Robinson also emphasized that there is still a long way to go before the Iowa caucuses.

“I would want to be trending in late December in Iowa,” Robinson said. “My goal would be to be winning in early January not in early October. I think there’s still time for these candidates: Cain needs to be focused on winning early states; Rick Perry has his head down in Iowa working hard and that could pay off in the long term; and the same goes for [Michele] Bachmann and [Rick] Santorum.”

The tea party has also yet to coalesce around any candidate — but that definitely won’t be Romney.
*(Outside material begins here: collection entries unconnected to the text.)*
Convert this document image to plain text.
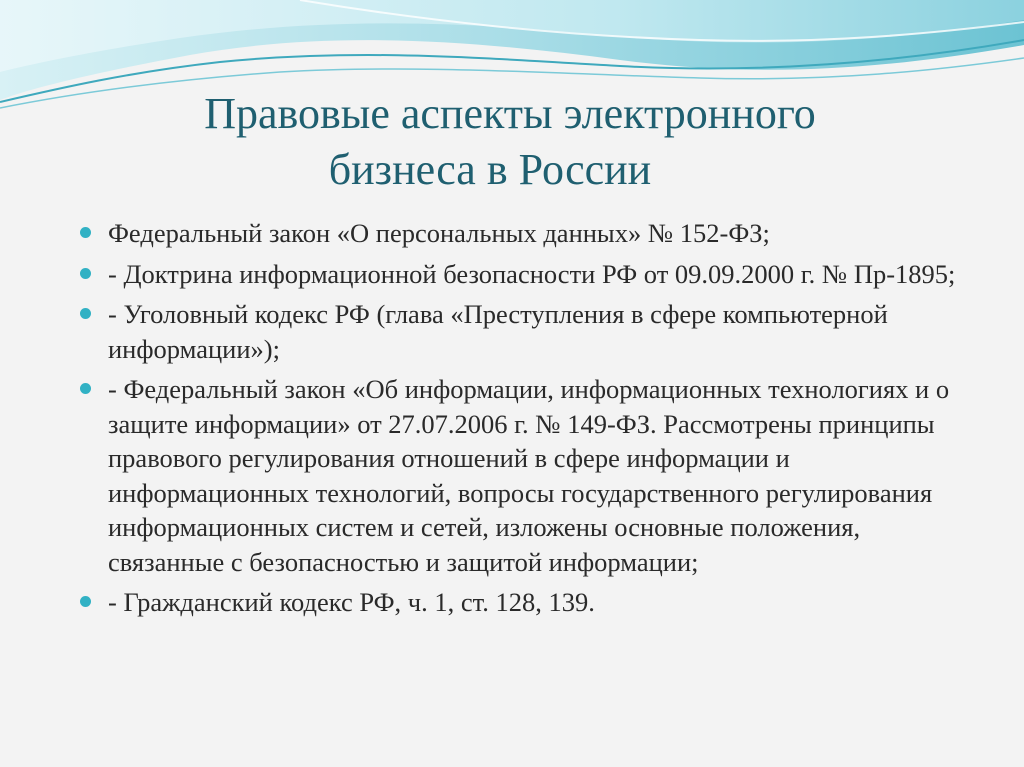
Правовые аспекты электронного
бизнеса в России
Федеральный закон «О персональных данных» № 152-ФЗ;
- Доктрина информационной безопасности РФ от 09.09.2000 г. № Пр-1895;
- Уголовный кодекс РФ (глава «Преступления в сфере компьютерной информации»);
- Федеральный закон «Об информации, информационных технологиях и о защите информации» от 27.07.2006 г. № 149-ФЗ. Рассмотрены принципы правового регулирования отношений в сфере информации и информационных технологий, вопросы государственного регулирования информационных систем и сетей, изложены основные положения, связанные с безопасностью и защитой информации;
- Гражданский кодекс РФ, ч. 1, ст. 128, 139.
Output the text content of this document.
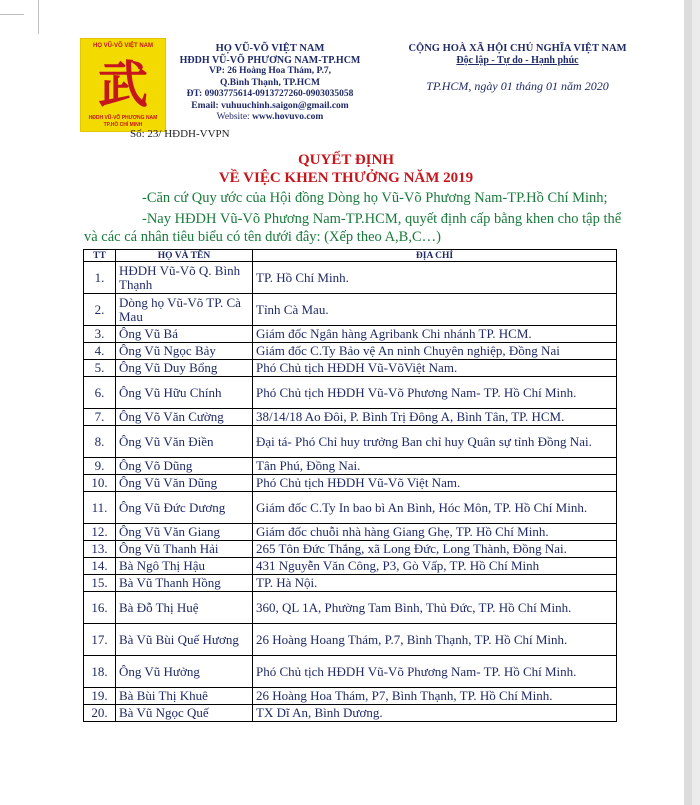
HỌ VŨ-VÕ VIỆT NAM
武
HĐDH VŨ-VÕ PHƯƠNG NAM
TP.HỒ CHÍ MINH
HỌ VŨ-VÕ VIỆT NAM
HĐDH VŨ-VÕ PHƯƠNG NAM-TP.HCM
VP: 26 Hoàng Hoa Thám, P.7,
Q.Bình Thạnh, TP.HCM
ĐT: 0903775614-0913727260-0903035058
Email: vuhuuchinh.saigon@gmail.com
Website: www.hovuvo.com
CỘNG HOÀ XÃ HỘI CHỦ NGHĨA VIỆT NAM
Độc lập - Tự do - Hạnh phúc
TP.HCM, ngày 01 tháng 01 năm 2020
Số: 23/ HĐDH-VVPN
QUYẾT ĐỊNH
VỀ VIỆC KHEN THƯỞNG NĂM 2019
-Căn cứ Quy ước của Hội đồng Dòng họ Vũ-Võ Phương Nam-TP.Hồ Chí Minh;
-Nay HĐDH Vũ-Võ Phương Nam-TP.HCM, quyết định cấp bằng khen cho tập thể
và các cá nhân tiêu biểu có tên dưới đây: (Xếp theo A,B,C…)
TT	HỌ VÀ TÊN	ĐỊA CHỈ
1.	HĐDH Vũ-Võ Q. Bình Thạnh	TP. Hồ Chí Minh.
2.	Dòng họ Vũ-Võ TP. Cà Mau	Tỉnh Cà Mau.
3.	Ông Vũ Bá	Giám đốc Ngân hàng Agribank Chi nhánh TP. HCM.
4.	Ông Vũ Ngọc Bảy	Giám đốc C.Ty Bảo vệ An ninh Chuyên nghiệp, Đồng Nai
5.	Ông Vũ Duy Bổng	Phó Chủ tịch HĐDH Vũ-VõViệt Nam.
6.	Ông Vũ Hữu Chính	Phó Chủ tịch HĐDH Vũ-Võ Phương Nam- TP. Hồ Chí Minh.
7.	Ông Võ Văn Cường	38/14/18 Ao Đôi, P. Bình Trị Đông A, Bình Tân, TP. HCM.
8.	Ông Vũ Văn Điền	Đại tá- Phó Chỉ huy trưởng Ban chỉ huy Quân sự tỉnh Đồng Nai.
9.	Ông Võ Dũng	Tân Phú, Đồng Nai.
10.	Ông Vũ Văn Dũng	Phó Chủ tịch HĐDH Vũ-Võ Việt Nam.
11.	Ông Vũ Đức Dương	Giám đốc C.Ty In bao bì An Bình, Hóc Môn, TP. Hồ Chí Minh.
12.	Ông Vũ Văn Giang	Giám đốc chuỗi nhà hàng Giang Ghẹ, TP. Hồ Chí Minh.
13.	Ông Vũ Thanh Hải	265 Tôn Đức Thắng, xã Long Đức, Long Thành, Đồng Nai.
14.	Bà Ngô Thị Hậu	431 Nguyễn Văn Công, P3, Gò Vấp, TP. Hồ Chí Minh
15.	Bà Vũ Thanh Hồng	TP. Hà Nội.
16.	Bà Đỗ Thị Huệ	360, QL 1A, Phường Tam Bình, Thủ Đức, TP. Hồ Chí Minh.
17.	Bà Vũ Bùi Quế Hương	26 Hoàng Hoang Thám, P.7, Bình Thạnh, TP. Hồ Chí Minh.
18.	Ông Vũ Hưởng	Phó Chủ tịch HĐDH Vũ-Võ Phương Nam- TP. Hồ Chí Minh.
19.	Bà Bùi Thị Khuê	26 Hoàng Hoa Thám, P7, Bình Thạnh, TP. Hồ Chí Minh.
20.	Bà Vũ Ngọc Quế	TX Dĩ An, Bình Dương.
FreedomWorks, a tea party group, told ABC News last week that they don’t traditionally endorse in presidential elections, but they might if it becomes a two man race and Romney is one of the two men.

“[Romney] is more of a politician than authentic,” FreedomWorks’ spokesman Adam Brandon said.

However GOP strategist Brian Donahue thinks New Jersey governor Chris Christie will help Romney with his tea party problem.

“Chris Christie lends a tremendous amount of credibility to Romney’s efforts because he is a rock star in the anti-establishment, activist wing of our party, and by supporting Romney he’s symbolically conveying to the tea party activists that Romney can and will echo that agenda as he puts for his campaign for president,” Donahue said.

There’s also the point that Republicans do like to nominate the guy who ran last time on the “it’s his turn” theory. Every Republican nominee in the last four decades — besides George W. Bush — had already run before, was an establishment favorite, or was the sitting vice president. The stamina and effort it takes to run for president is something Romney knows well, and it’s a clear advantage.

“Perry needs to pick up his game. He’s got some money, plenty of money and he’s got some support, but he’s not shown anyone anything yet,” said GOP strategist John Feehery. “This isn’t Romney’s first marathon. In your first marathon by mile 20 you’re completely pooped. Perry hasn’t hit mile 20 yet and he’s pooped, but Romney has run this before and it’s a huge advantage.”

A former Romney staffer who traveled with Romney in 2008 said it looks like Romney does have it wrapped up, but warned that at any stage in the campaign Romney is not safe from a gaffe or a negative news cycle that could hurt his frontrunner status.

“It’s hard for me to get to the math where Mitt loses, but you spend as much time as I have with him and he has an uncanny ability to make not good news so I wouldn’t put it past him, but this far he’s on a glide path,” the former aide said.

ABC News’ John Berman, Emily Friedman, Arlette Saenz and Devin Dwyer contributed to this report.